La Mostra del cinema sa ridere del cinema

"La passione" di Mazzacurati è una commedia grottesca su un regista in blocco creativo: un film autoironico su piccole e grandi ossessioni di questo mondo. Nel cast Silvio Orlando e Corrado Guzzanti, che per una volta ci risparmiano l’ideologia

La Mostra del cinema 
sa ridere del cinema

nostro inviato a Venezia

Al secondo film sui mestieri del cinema, la Mostra rischia un piccolo avvitamento ombelicale. Per fortuna, stavolta si tratta di una commedia e qualche volta si ride senza troppi retropensieri. Ci pensa Carlo Mazzacurati, regista de La passione, ad aggiungerli, riuscendo nell’impresa di togliere freschezza al suo stesso film quando dice che oggi «in Italia si vive un po’ come dentro una soap opera e se per caso te ne allontani una settimana, quando ci torni hai perso troppe puntate». In più, siccome abbiamo visto di tutto, «è come se non si riuscisse più a distinguere l’azione dalla sua parodia». E così è sempre più difficile far ridere... Che mestiere difficile è fare il regista... In Italia il cinema ha troppi nemici... E avanti così.
Depurata dalla verniciatura ideologica antiberlusconiana rimasta implicita, La passione, seconda opera italiana in concorso (producono Fandango e Raicinema con il contributo dei Beni culturali, uscita il 24 settembre) è una commedia sulla solitudine del regista che arriva dopo quello della Coppola sulla solitudine dell’attore. Oggi, poi, si vedrà 20 sigarette, protagonista un altro regista, in prima linea a Nassirya. Quella di Mazzacurati però è una storia dal registro grottesco, tagliata sulla faccia da clown triste di Silvio Orlando («È la commedia poetica che mi sono sempre aspettato di fare») nella parte di Gianni Dubois, regista in crisi creativa che non fa un film da cinque anni. Ora si presenta l’occasione di dirigere per il suo debutto al cinema Flaminia Sbarbato (Cristiana Capotondi), reduce da una fiction tv di grande successo. Ma l’idea giusta non viene neanche a pagarla.

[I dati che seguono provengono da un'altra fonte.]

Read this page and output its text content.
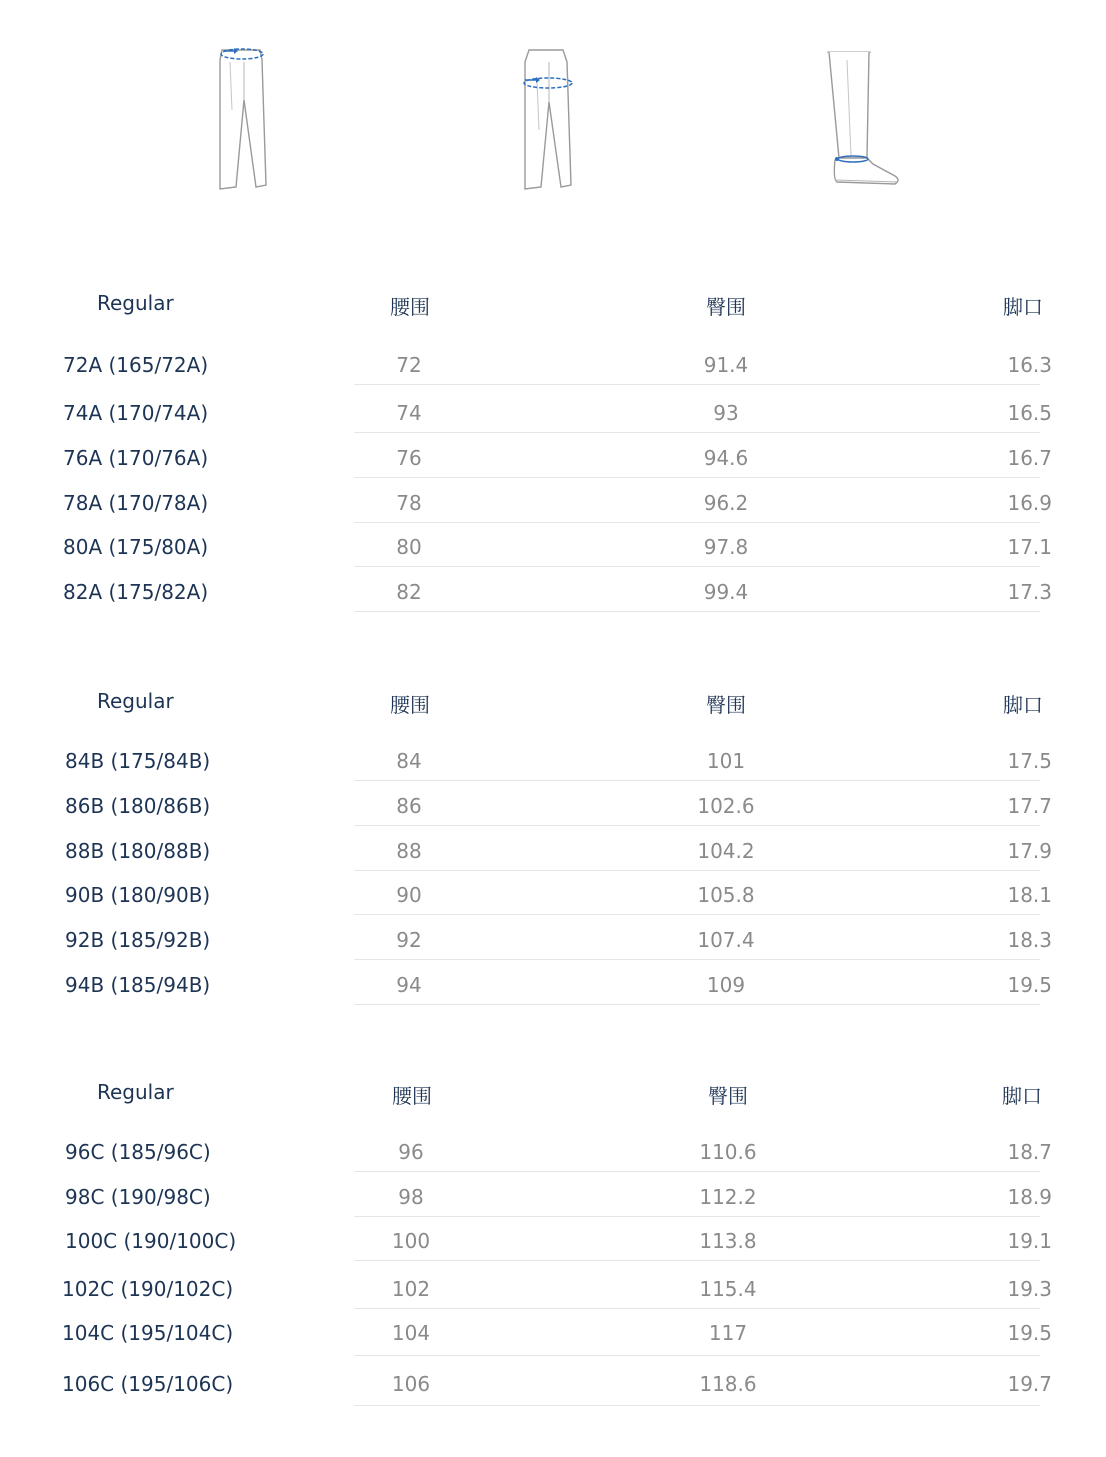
Regular	腰围	臀围	脚口
72A (165/72A)	72	91.4	16.3
74A (170/74A)	74	93	16.5
76A (170/76A)	76	94.6	16.7
78A (170/78A)	78	96.2	16.9
80A (175/80A)	80	97.8	17.1
82A (175/82A)	82	99.4	17.3
Regular	腰围	臀围	脚口
84B (175/84B)	84	101	17.5
86B (180/86B)	86	102.6	17.7
88B (180/88B)	88	104.2	17.9
90B (180/90B)	90	105.8	18.1
92B (185/92B)	92	107.4	18.3
94B (185/94B)	94	109	19.5
Regular	腰围	臀围	脚口
96C (185/96C)	96	110.6	18.7
98C (190/98C)	98	112.2	18.9
100C (190/100C)	100	113.8	19.1
102C (190/102C)	102	115.4	19.3
104C (195/104C)	104	117	19.5
106C (195/106C)	106	118.6	19.7
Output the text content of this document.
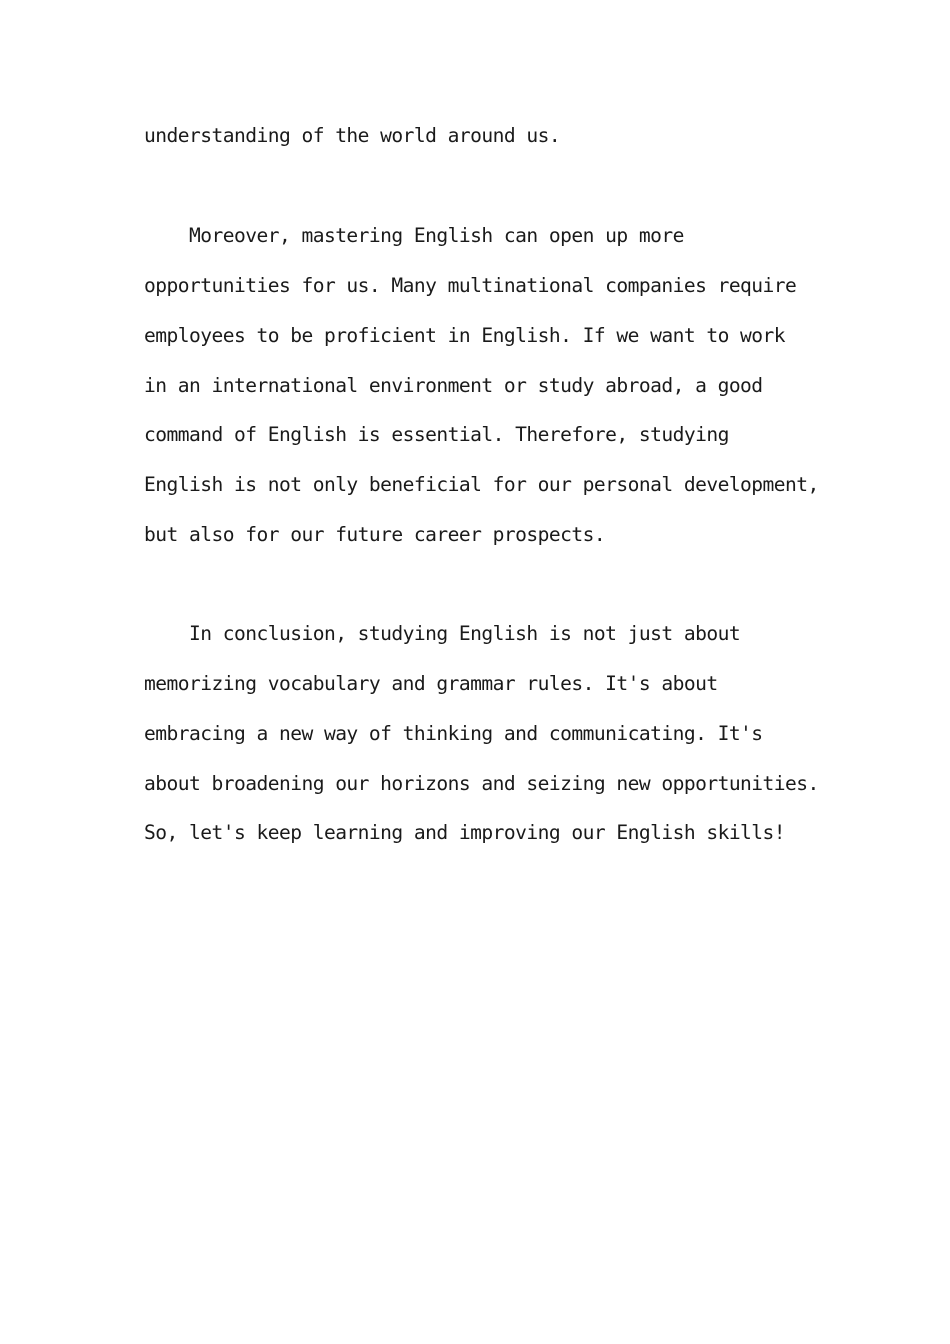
understanding of the world around us.
Moreover, mastering English can open up more
opportunities for us. Many multinational companies require
employees to be proficient in English. If we want to work
in an international environment or study abroad, a good
command of English is essential. Therefore, studying
English is not only beneficial for our personal development,
but also for our future career prospects.
In conclusion, studying English is not just about
memorizing vocabulary and grammar rules. It's about
embracing a new way of thinking and communicating. It's
about broadening our horizons and seizing new opportunities.
So, let's keep learning and improving our English skills!
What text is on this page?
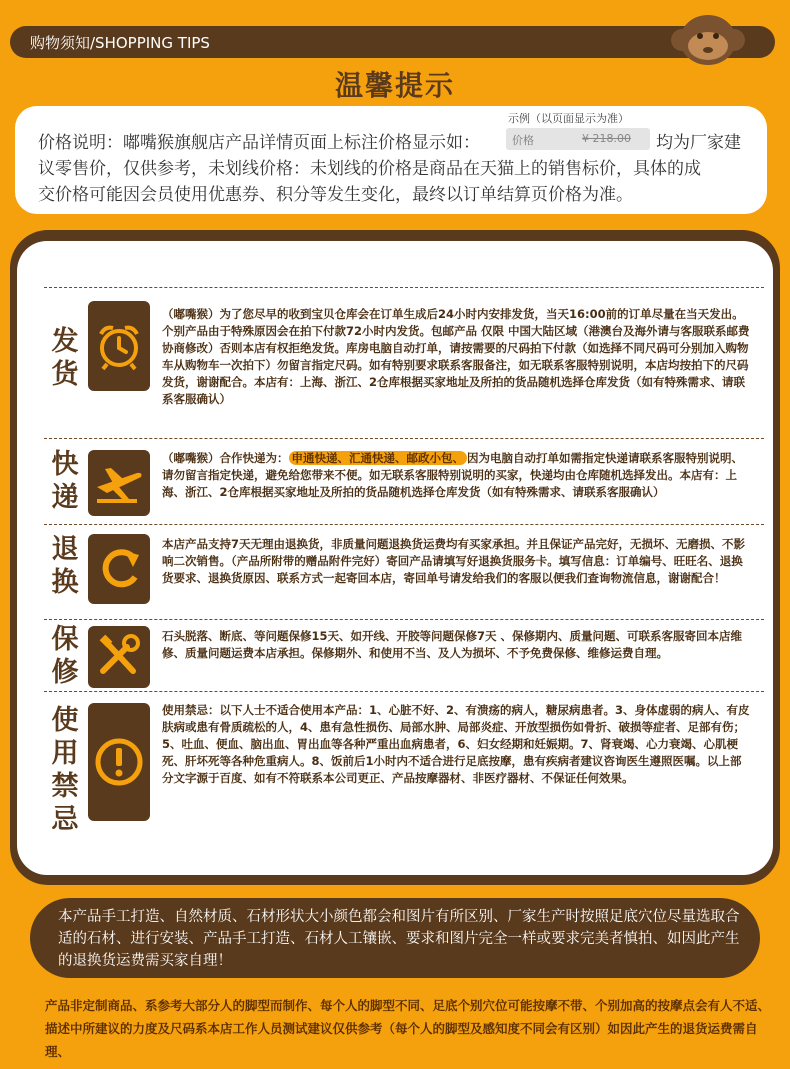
购物须知/SHOPPING TIPS
温馨提示
示例（以页面显示为准）
价格	¥ 218.00
价格说明：嘟嘴猴旗舰店产品详情页面上标注价格显示如：	均为厂家建
议零售价，仅供参考，未划线价格：未划线的价格是商品在天猫上的销售标价，具体的成
交价格可能因会员使用优惠券、积分等发生变化，最终以订单结算页价格为准。
发货
（嘟嘴猴）为了您尽早的收到宝贝仓库会在订单生成后24小时内安排发货，当天16:00前的订单尽量在当天发出。个别产品由于特殊原因会在拍下付款72小时内发货。包邮产品 仅限 中国大陆区域（港澳台及海外请与客服联系邮费协商修改）否则本店有权拒绝发货。库房电脑自动打单，请按需要的尺码拍下付款（如选择不同尺码可分别加入购物车从购物车一次拍下）勿留言指定尺码。如有特别要求联系客服备注，如无联系客服特别说明，本店均按拍下的尺码发货，谢谢配合。本店有：上海、浙江、2仓库根据买家地址及所拍的货品随机选择仓库发货（如有特殊需求、请联系客服确认）
快递
（嘟嘴猴）合作快递为： 申通快递、汇通快递、邮政小包、 因为电脑自动打单如需指定快递请联系客服特别说明、请勿留言指定快递，避免给您带来不便。如无联系客服特别说明的买家，快递均由仓库随机选择发出。本店有：上海、浙江、2仓库根据买家地址及所拍的货品随机选择仓库发货（如有特殊需求、请联系客服确认）
退换
本店产品支持7天无理由退换货，非质量问题退换货运费均有买家承担。并且保证产品完好，无损坏、无磨损、不影响二次销售。（产品所附带的赠品附件完好）寄回产品请填写好退换货服务卡。填写信息：订单编号、旺旺名、退换货要求、退换货原因、联系方式一起寄回本店，寄回单号请发给我们的客服以便我们查询物流信息，谢谢配合！
保修
石头脱落、断底、等问题保修15天、如开线、开胶等问题保修7天 、保修期内、质量问题、可联系客服寄回本店维修、质量问题运费本店承担。保修期外、和使用不当、及人为损坏、不予免费保修、维修运费自理。
使用禁忌
使用禁忌：以下人士不适合使用本产品：1、心脏不好、2、有溃疡的病人，糖尿病患者。3、身体虚弱的病人、有皮肤病或患有骨质疏松的人，4、患有急性损伤、局部水肿、局部炎症、开放型损伤如骨折、破损等症者、足部有伤；5、吐血、便血、脑出血、胃出血等各种严重出血病患者，6、妇女经期和妊娠期。7、肾衰竭、心力衰竭、心肌梗死、肝坏死等各种危重病人。8、饭前后1小时内不适合进行足底按摩，患有疾病者建议咨询医生遵照医嘱。以上部分文字源于百度、如有不符联系本公司更正、产品按摩器材、非医疗器材、不保证任何效果。
本产品手工打造、自然材质、石材形状大小颜色都会和图片有所区别、厂家生产时按照足底穴位尽量选取合适的石材、进行安装、产品手工打造、石材人工镶嵌、要求和图片完全一样或要求完美者慎拍、如因此产生的退换货运费需买家自理！
产品非定制商品、系参考大部分人的脚型而制作、每个人的脚型不同、足底个别穴位可能按摩不带、个别加高的按摩点会有人不适、描述中所建议的力度及尺码系本店工作人员测试建议仅供参考（每个人的脚型及感知度不同会有区别）如因此产生的退货运费需自理、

Per di più, ricattato dalla sindachessa del paesino toscano (Stefania Sandrelli) dove possiede una casa, il regista sfigato è costretto a mettere in scena la sacra rappresentazione della passione di Cristo. E mentre da Roma l’agente incalza sfiduciato, l’attricetta bizzosa scalpita e un quotidiano lo esclude dalla classifica dei 100 registi italiani più importanti - vero tormentone del film - sulla testa del povero Dubois si addensano anche le nuvole di Abbruscati (Corrado Guzzanti), cupo metereologo della tv locale che, per interpretare il Nazareno, chiede cachet e macchina, e filosofeggia su cinema e teatro-realtà (stupenda la gag «la gommapiuma ha ucciso il teatro»). A motivare Dubois nell’improbo compito restano l’improvvisato aiuto-regista Ramiro Caroman (Giuseppe Battiston) e l’interesse per Caterina (Kasia Smutniak), misteriosa barista polacca del paesino.
Dove non riesce la tecnica o latita la collaborazione delle istituzioni locali soccorre la fantasia e così, alla seconda fotocopiatrice guasta, l’aiuto regista trasforma in dettato per una classe elementare il testo del sacro copione. Alla fine, tra piccoli colpi di scena e un’infinità di contrattempi, la rappresentazione va in scena…
Scritto e recitato in modo corale, La passione è un’opera dal sapore artigianale in parte autobiografica che alterna momenti felici (meraviglioso il refuso nel testo dell’ultima cena: «Prima che il gatto canti, mi tradirai tre volte») a gag prevedibili (il divano-letto che non si vuole aprire). A Mazzacurati, infatti, è capitato davvero di realizzare una rappresentazione sacra. Però dice: «Non ho voluto fare un film su un regista, ma sulla paura di perdere l’ispirazione che qualche volta mi prende. È il timore di non avere più l’idea buona, oppure di non avere la parola giusta da dire alla troupe. È insomma la storia di un blocco creativo che alla fine si sblocca». C’è anche il cambio di ritmo finale, quando l’incedere rocambolesco del set cede il passo alla processione e Ramiro dà un volto credibile al Cristo.

«Questo è un film laico», rimarca Mazzacurati, «ma non è impossibilie vederci anche qualcosa di profondo. Tutti, anche i non credenti, possono ritrovarsi nella derisione del capro espiatorio e in un povero cristo che si sovrappone al Cristo della scena».